Compare that to the performance of companies that produce consumer staples like food and beverages. Shares of consumer staples stocks have fallen by nearly 10% since mid-September. Walmart, for example, benefits from consumers who purchase these prescription drugs. The company’s U.S. CEO, John Furner, said on Thursday that sales of these drugs are leading to people buying “slightly less calories.”

Trilliant Health recently reported that U.S. sales of GLP-1 drugs like Ozempic and Wegovy increased by 300% between 2020 and 2022. That has to affect sales of consumer foods that contain sugar — and that’s nearly all of them.

Next Tuesday, PepsiCo, makers of Pepsi cola, Doritos, and a host of other beverages and snack foods, will report earnings for its third quarter of fiscal 2023. Analysts are expecting the company to see a slight decline in sales due to the popularity of the weight-loss drugs.

How People Might Be Affected

In a post on her finance and media blog, The Blind Spot, Izabella Kaminski wrote about her experiences with Ozempic. Kaminska, formerly the editor of the Financial Times’ Alphaville blog, presents a brief history of the theory of obesity promoted by Dr. Robert Lustig in a YouTube video called “Sugar: The Bitter Truth.” Lustig posted the video in July 2009, and it quickly went viral.


Lustig’s fundamental idea is that people unknowingly consume large amounts of refined sugars, and it is that stealth consumption that drives obesity. People were not making bad choices. They were being fed sugar in virtually everything they bought to eat. Needless to say, the sugar industry objected loudly.

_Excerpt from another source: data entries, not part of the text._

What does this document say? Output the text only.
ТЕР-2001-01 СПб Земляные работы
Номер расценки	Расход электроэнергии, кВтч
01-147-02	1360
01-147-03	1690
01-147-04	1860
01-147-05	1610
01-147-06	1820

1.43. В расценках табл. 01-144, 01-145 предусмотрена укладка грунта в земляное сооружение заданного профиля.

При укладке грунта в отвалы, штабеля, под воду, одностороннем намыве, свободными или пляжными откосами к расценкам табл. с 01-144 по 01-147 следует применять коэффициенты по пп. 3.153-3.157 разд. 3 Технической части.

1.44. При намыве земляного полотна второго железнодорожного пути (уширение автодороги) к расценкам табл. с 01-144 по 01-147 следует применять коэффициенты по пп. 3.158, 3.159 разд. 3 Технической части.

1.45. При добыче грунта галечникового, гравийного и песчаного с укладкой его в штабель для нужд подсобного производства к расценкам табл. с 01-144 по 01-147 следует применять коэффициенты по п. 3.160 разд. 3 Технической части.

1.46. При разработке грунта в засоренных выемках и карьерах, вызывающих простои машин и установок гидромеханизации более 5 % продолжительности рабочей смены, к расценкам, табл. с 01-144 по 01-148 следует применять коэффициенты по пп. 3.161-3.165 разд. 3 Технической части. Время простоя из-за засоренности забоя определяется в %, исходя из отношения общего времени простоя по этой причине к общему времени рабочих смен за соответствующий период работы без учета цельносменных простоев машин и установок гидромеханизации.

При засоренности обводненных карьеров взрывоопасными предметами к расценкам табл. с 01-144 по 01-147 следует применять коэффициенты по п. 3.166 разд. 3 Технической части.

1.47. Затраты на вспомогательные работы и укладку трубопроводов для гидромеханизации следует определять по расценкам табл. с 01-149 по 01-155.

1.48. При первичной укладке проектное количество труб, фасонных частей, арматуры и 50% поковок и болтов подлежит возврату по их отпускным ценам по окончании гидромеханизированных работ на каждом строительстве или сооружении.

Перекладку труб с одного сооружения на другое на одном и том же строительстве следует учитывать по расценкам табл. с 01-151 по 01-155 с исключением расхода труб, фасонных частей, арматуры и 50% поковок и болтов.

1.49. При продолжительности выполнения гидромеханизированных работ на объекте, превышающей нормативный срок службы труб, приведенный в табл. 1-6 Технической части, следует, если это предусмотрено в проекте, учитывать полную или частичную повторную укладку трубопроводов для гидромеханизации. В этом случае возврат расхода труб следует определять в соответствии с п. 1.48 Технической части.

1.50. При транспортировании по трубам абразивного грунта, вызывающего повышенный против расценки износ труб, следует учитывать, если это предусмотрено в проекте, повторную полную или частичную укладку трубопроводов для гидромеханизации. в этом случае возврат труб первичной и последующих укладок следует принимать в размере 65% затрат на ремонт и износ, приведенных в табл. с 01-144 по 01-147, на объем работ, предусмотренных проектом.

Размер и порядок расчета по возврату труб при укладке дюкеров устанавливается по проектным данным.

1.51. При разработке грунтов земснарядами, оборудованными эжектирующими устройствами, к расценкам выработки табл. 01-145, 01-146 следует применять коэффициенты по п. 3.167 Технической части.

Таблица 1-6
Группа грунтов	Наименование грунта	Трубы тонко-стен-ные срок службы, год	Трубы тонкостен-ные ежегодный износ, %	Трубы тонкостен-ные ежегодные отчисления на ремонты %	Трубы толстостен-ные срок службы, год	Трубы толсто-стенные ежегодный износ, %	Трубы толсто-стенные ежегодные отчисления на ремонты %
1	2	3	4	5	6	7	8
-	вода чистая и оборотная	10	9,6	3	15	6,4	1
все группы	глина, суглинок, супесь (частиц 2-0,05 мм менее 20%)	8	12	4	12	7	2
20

Once the medical establishment bought into Lustig’s theory, Semaglutides (GLP-1 drugs’ generic name) were prescribed for patients with type-2 diabetes. Patients then began demanding the drugs to help with weight loss. This diverted the supply of the drugs from diabetes patients and changed people’s metabolism enough to make them dependent on the drug. Purging sugar from your diet is like kicking an addictive drug habit, Kaminska writes.

The story of her two experiences with the drug is a cautionary tale of what can happen if people who want to lose weight fail to pay attention to the downsides as well as the upsides of a purported wonder drug.


As she puts it, “Replacing a sugar addiction with an eye-watering expensive Semaglutide addiction simply cannot be the answer to mass obesity.”

In an August story on Ozempic and its alternatives, Healthline reports that a month’s supply of Ozempic costs $935.77. Wegovy and Saxenda, another Semaglutide, cost $1,349.02 for a month’s supply.

The article also offers alternatives to these drugs.